The latest gains bring year-to-date numbers through the first eight months of 2016 to 3,123 sales worth a collective $718 million, Miller said. Compared to the same span in 2015, transactions increased 15 percent and dollar volume grew 8.3 percent.

Year-to-date numbers offer a broader look at the real estate market, and the charges are substantial, Miller said. “They are big gains.”

Bray said 309 residential real estate transactions worth a combined $72 million were reported in Mesa County during August. That brought year-to-date totals to 2,241 homes worth a combined $516 million. Compared to last year, transactions have increased 8 percent and dollar volume 15 percent.

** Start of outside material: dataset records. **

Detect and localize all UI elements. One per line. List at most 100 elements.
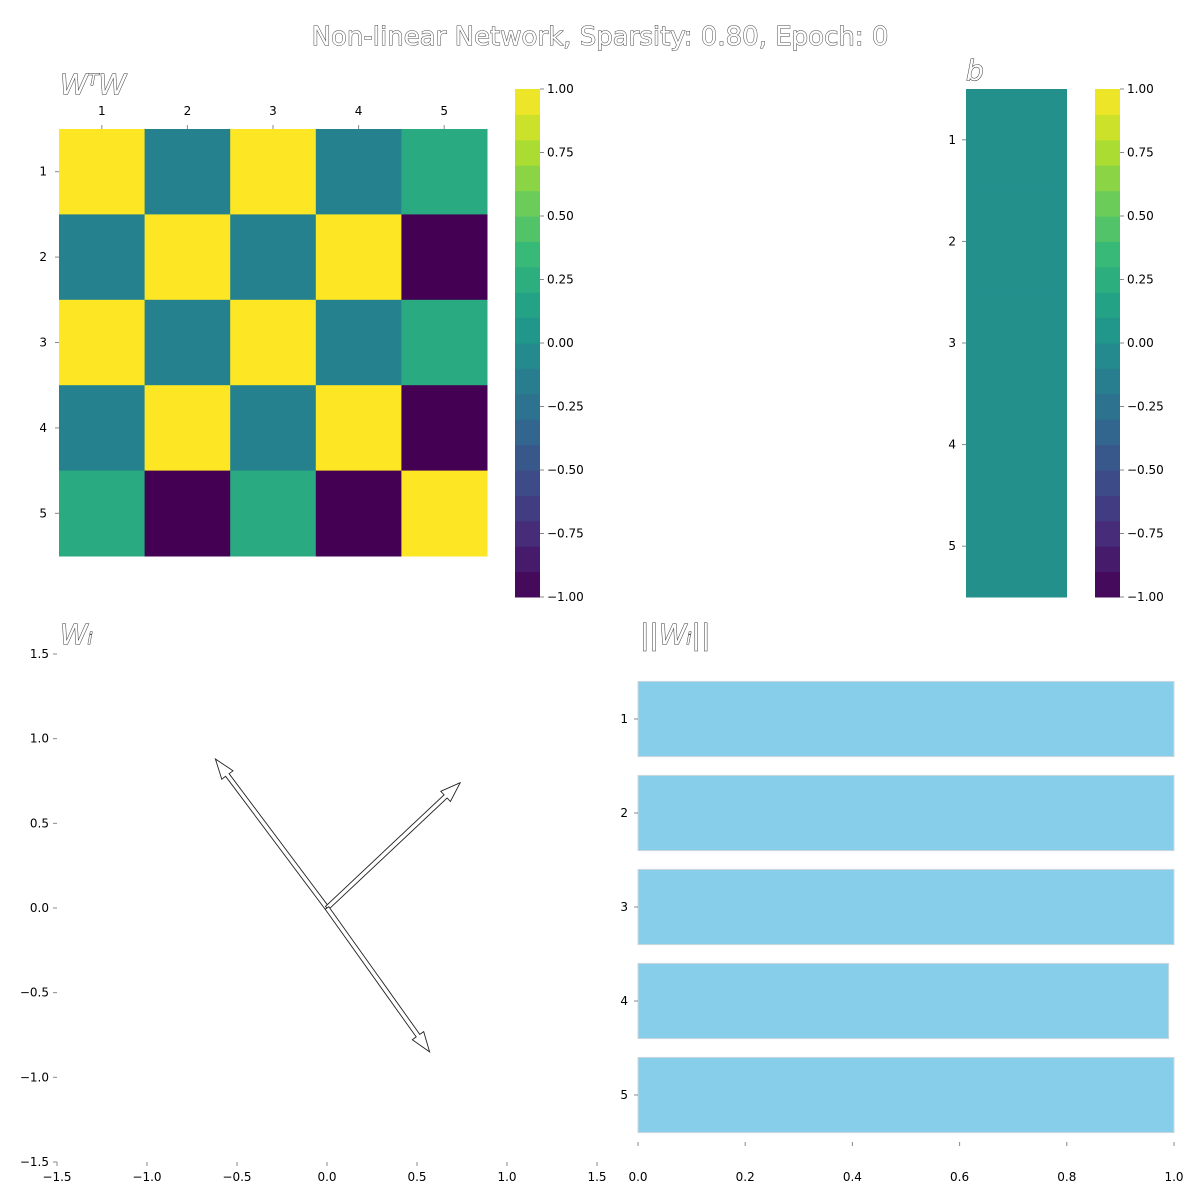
y-tick-label: 5 <box>948 539 956 553</box>
colorbar-segment <box>1095 190 1120 217</box>
heatmap-cell <box>144 129 231 215</box>
colorbar-segment <box>515 470 540 496</box>
weight-vector-arrow <box>324 906 431 1054</box>
x-tick-label: 0.6 <box>950 1170 969 1184</box>
heatmap-cell <box>59 299 146 386</box>
colorbar-segment <box>1095 571 1120 598</box>
colorbar-segment <box>1095 368 1120 395</box>
weight-vector-arrow <box>324 781 462 911</box>
y-tick-label: 5 <box>39 506 47 520</box>
y-tick-label: 0.5 <box>30 816 49 830</box>
colorbar-segment <box>1095 89 1120 115</box>
colorbar-segment <box>515 546 540 573</box>
x-tick-label: −1.5 <box>42 1170 71 1184</box>
y-tick-label: 3 <box>948 336 956 350</box>
colorbar-segment <box>1095 419 1120 446</box>
heatmap-cell <box>230 385 317 472</box>
colorbar-segment <box>1095 241 1120 268</box>
heatmap-cell <box>59 214 146 301</box>
colorbar-tick-label: 0.75 <box>547 146 574 160</box>
x-tick-label: −1.0 <box>132 1170 161 1184</box>
colorbar-tick-label: 0.00 <box>547 336 574 350</box>
colorbar-tick-label: 0.50 <box>547 209 574 223</box>
y-tick-label: 1 <box>620 712 628 726</box>
colorbar-segment <box>1095 317 1120 344</box>
colorbar-segment <box>515 368 540 395</box>
y-tick-label: −1.5 <box>20 1155 49 1169</box>
colorbar-tick-label: 1.00 <box>1127 82 1154 96</box>
x-tick-label: 4 <box>355 104 363 118</box>
y-tick-label: 3 <box>620 900 628 914</box>
heatmap-cell <box>230 299 317 386</box>
colorbar-segment <box>515 165 540 192</box>
y-tick-label: 2 <box>39 250 47 264</box>
heatmap-cell <box>401 214 488 301</box>
heatmap-cell <box>315 385 402 472</box>
heatmap-cell <box>401 385 488 472</box>
heatmap-cell <box>315 214 402 301</box>
colorbar-segment <box>515 393 540 420</box>
norm-bar <box>637 962 1170 1040</box>
norms-title: ||Wᵢ|| <box>640 618 710 651</box>
norm-bar <box>637 1056 1175 1134</box>
colorbar-segment <box>1095 444 1120 471</box>
b-heatmap-panel: b 1 2 3 4 5 <box>948 54 1067 598</box>
colorbar-tick-label: 0.25 <box>547 273 574 287</box>
y-tick-label: 2 <box>948 234 956 248</box>
wtw-heatmap-panel: WᵀW 1 2 3 4 5 1 2 3 4 5 <box>39 68 488 557</box>
y-tick-label: 4 <box>39 421 47 435</box>
colorbar-segment <box>515 495 540 522</box>
x-tick-label: 3 <box>269 104 277 118</box>
x-tick-label: 0.4 <box>843 1170 862 1184</box>
x-tick-label: 1.0 <box>1164 1170 1183 1184</box>
heatmap-cell <box>401 470 488 557</box>
y-tick-label: −0.5 <box>20 986 49 1000</box>
x-tick-label: 0.0 <box>317 1170 336 1184</box>
colorbar-tick-label: −1.00 <box>547 590 584 604</box>
colorbar-segment <box>1095 520 1120 547</box>
colorbar-segment <box>1095 216 1120 242</box>
colorbar-tick-label: −0.75 <box>547 527 584 541</box>
colorbar-tick-label: −0.50 <box>547 463 584 477</box>
heatmap-cell <box>315 470 402 557</box>
y-tick-label: 4 <box>948 438 956 452</box>
x-tick-label: 0.5 <box>407 1170 426 1184</box>
colorbar-tick-label: 0.75 <box>1127 146 1154 160</box>
wtw-title: WᵀW <box>60 68 127 101</box>
weight-norms-panel: ||Wᵢ|| 1 2 3 4 5 0.0 0.2 0.4 0.6 0.8 1.0 <box>620 618 1183 1185</box>
colorbar-segment <box>515 444 540 471</box>
heatmap-cell <box>59 129 146 215</box>
quiver-title: Wᵢ <box>60 618 93 651</box>
colorbar-tick-label: −0.50 <box>1127 463 1164 477</box>
y-tick-label: −1.0 <box>20 1070 49 1084</box>
x-tick-label: −0.5 <box>222 1170 251 1184</box>
y-tick-label: 4 <box>620 994 628 1008</box>
heatmap-cell <box>401 299 488 386</box>
heatmap-cell <box>966 292 1067 395</box>
colorbar-segment <box>515 520 540 547</box>
colorbar-segment <box>515 139 540 166</box>
x-tick-label: 5 <box>440 104 448 118</box>
colorbar-tick-label: 0.50 <box>1127 209 1154 223</box>
colorbar-segment <box>515 89 540 115</box>
y-tick-label: 1 <box>948 133 956 147</box>
heatmap-cell <box>966 89 1067 192</box>
colorbar-segment <box>1095 266 1120 293</box>
colorbar-segment <box>515 190 540 217</box>
colorbar-tick-label: −0.75 <box>1127 527 1164 541</box>
colorbar-segment <box>515 571 540 598</box>
figure-title: Non-linear Network, Sparsity: 0.80, Epoc… <box>312 22 889 52</box>
y-tick-label: 1 <box>39 165 47 179</box>
colorbar-segment <box>515 114 540 141</box>
colorbar-segment <box>1095 343 1120 369</box>
y-tick-label: 1.0 <box>30 732 49 746</box>
heatmap-cell <box>966 393 1067 496</box>
b-title: b <box>966 54 984 87</box>
heatmap-cell <box>144 470 231 557</box>
colorbar-tick-label: 0.00 <box>1127 336 1154 350</box>
colorbar-segment <box>515 292 540 319</box>
colorbar-tick-label: −1.00 <box>1127 590 1164 604</box>
heatmap-cell <box>315 299 402 386</box>
colorbar-tick-label: 0.25 <box>1127 273 1154 287</box>
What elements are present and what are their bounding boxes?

The median price for homes sold during the first eight months of 2016 was $200,000 — up 5 percent from the same span last year, but still down 11 percent from the peak market in 2008, Bray said

According to the latest results of a monthly analysis conducted by CoreLogic, Grand Junction home prices rose 1.1 percent between June and July and 5.5 percent between July 2015 and July 2016. The California-based research firm includes foreclosure auctions and short sales in its calculations.

Bray said the residential inventory in Mesa County has increased slightly with 1,080 active listings as of the end of August, giving prospective buyers a bit more selection. At the current pace of sales, though, that’s only about a three-month supply and constitutes 43 percent fewer homes than what was on the market six years ago.

The pace of new home construction also has accelerated, he said. The number of single family building permits issued in the county in August was up 14 percent over the same month last year, bringing permits issued year-to-date up 5 percent.

Bray and Miller both said they expect real estate activity in Mesa County to slow as 2016 comes to an end, but still outpace 2015, when 4,060 transactions worth a collective $984 million were reported.

Meanwhile, Bray and Miller also said they’re monitoring increasing property foreclosure activity in the county.

For August, 33 foreclosure sales and 50 foreclosure filings were reported, Miller said. Compared to the same month last year, sales held steady. Filings increased 56.2 percent, however.

Through the first eight months of 2016, 247 sales and 374 filings were reported. Compared to the same span in 2015, sales rose 22.9 percent and filings advanced 17.6 percent, Miller said.

Still, the 178 resales of foreclosed properties from January through August 2016 constituted only 6 percent of all transactions — well below the 10 percent threshold Miller considers indicative of a healthy market.